By Vamien McKalin, Tech Times | August 1, 11:16 PM
T-Mobile stocks have shot up by 9.1 percent after it was revealed that French company, Iliad, was interested in a buyout. The French company made its offer to the T-Mobile board, but we're not so sure if they are willing to bite.
According to reports, Iliad is willing to pay $16 billion for T-Mobile, and while the price seems to be quite low, Iliad has no one to compete with right now. We know that Sprint made a bid for T-Mobile, however, it is becoming increasingly apparent that U.S. regulators might block the deal, leaving only Iliad to parlay with T-Mobile.
In the light of Iliad's proposed [subscription required] offer for T-Mobile, Sprint's shares fell by as much as 6.3 percent on Thursday.
Interestingly enough, we've come to understand that Iliad is much smaller than T-Mobile. The French telecom company has just around 8.6 million wireless subscribers, and 5.7 million broadband subscribers. That number pales in comparison to T-Mobile's 50.5 million subscribers in the United States.

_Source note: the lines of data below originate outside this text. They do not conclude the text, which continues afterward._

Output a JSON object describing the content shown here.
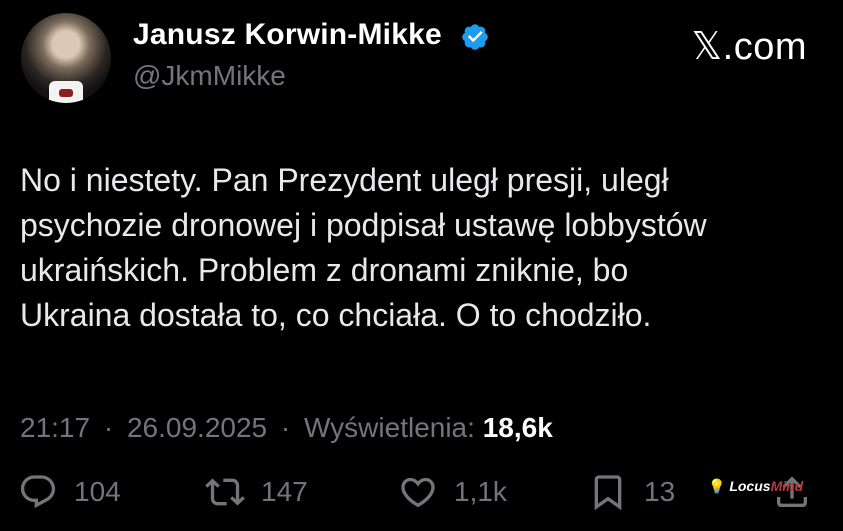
{
  "author": {
    "name": "Janusz Korwin-Mikke",
    "handle": "@JkmMikke",
    "verified": true
  },
  "brand": "𝕏.com",
  "tweet": {
    "lines": [
      "No i niestety. Pan Prezydent uległ presji, uległ",
      "psychozie dronowej i podpisał ustawę lobbystów",
      "ukraińskich. Problem z dronami zniknie, bo",
      "Ukraina dostała to, co chciała. O to chodziło."
    ]
  },
  "meta": {
    "time": "21:17",
    "date": "26.09.2025",
    "views_label": "Wyświetlenia:",
    "views_count": "18,6k",
    "separator": "·"
  },
  "actions": {
    "replies": "104",
    "reposts": "147",
    "likes": "1,1k",
    "bookmarks": "13"
  },
  "watermark": {
    "locus": "Locus",
    "mind": "Mind"
  },
  "colors": {
    "background": "#000000",
    "text": "#e7e9ea",
    "muted": "#71767b",
    "verified": "#1d9bf0"
  }
}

According to Iliad, its deal for T-Mobile will not raise the same anti-trust issue as Sprint's proposal. However, because Iliad is a much smaller company, there's a high chance T-Mobile might not see the reason behind going along with this deal since it doesn't add any U.S. subscribers to its network to help it compete better with the likes of Verizon and AT&T.
A Sprint deal would have been a better bet, but the Iliad deal might be below what T-Mobile wants. If the Iliad deal turns out to better where terms are concerned, then it could complicate situations, and move T-Mobile closer to the French and away from Sprint.
Europe to rescue U.S. mobile subscribers?
As high prices and poor competition continues to rock the U.S. carrier market, European companies have been looking on ways to enter. It is long known that European mobile market is more competitive and cheaper for consumers, so if more European companies enter the United States, it could be damning for AT&T and Verizon as these companies would likely compete on price.
As it stands, the shrewd business practices by U.S. telecoms could be their downfall, as it opens the door for competition from across the seas.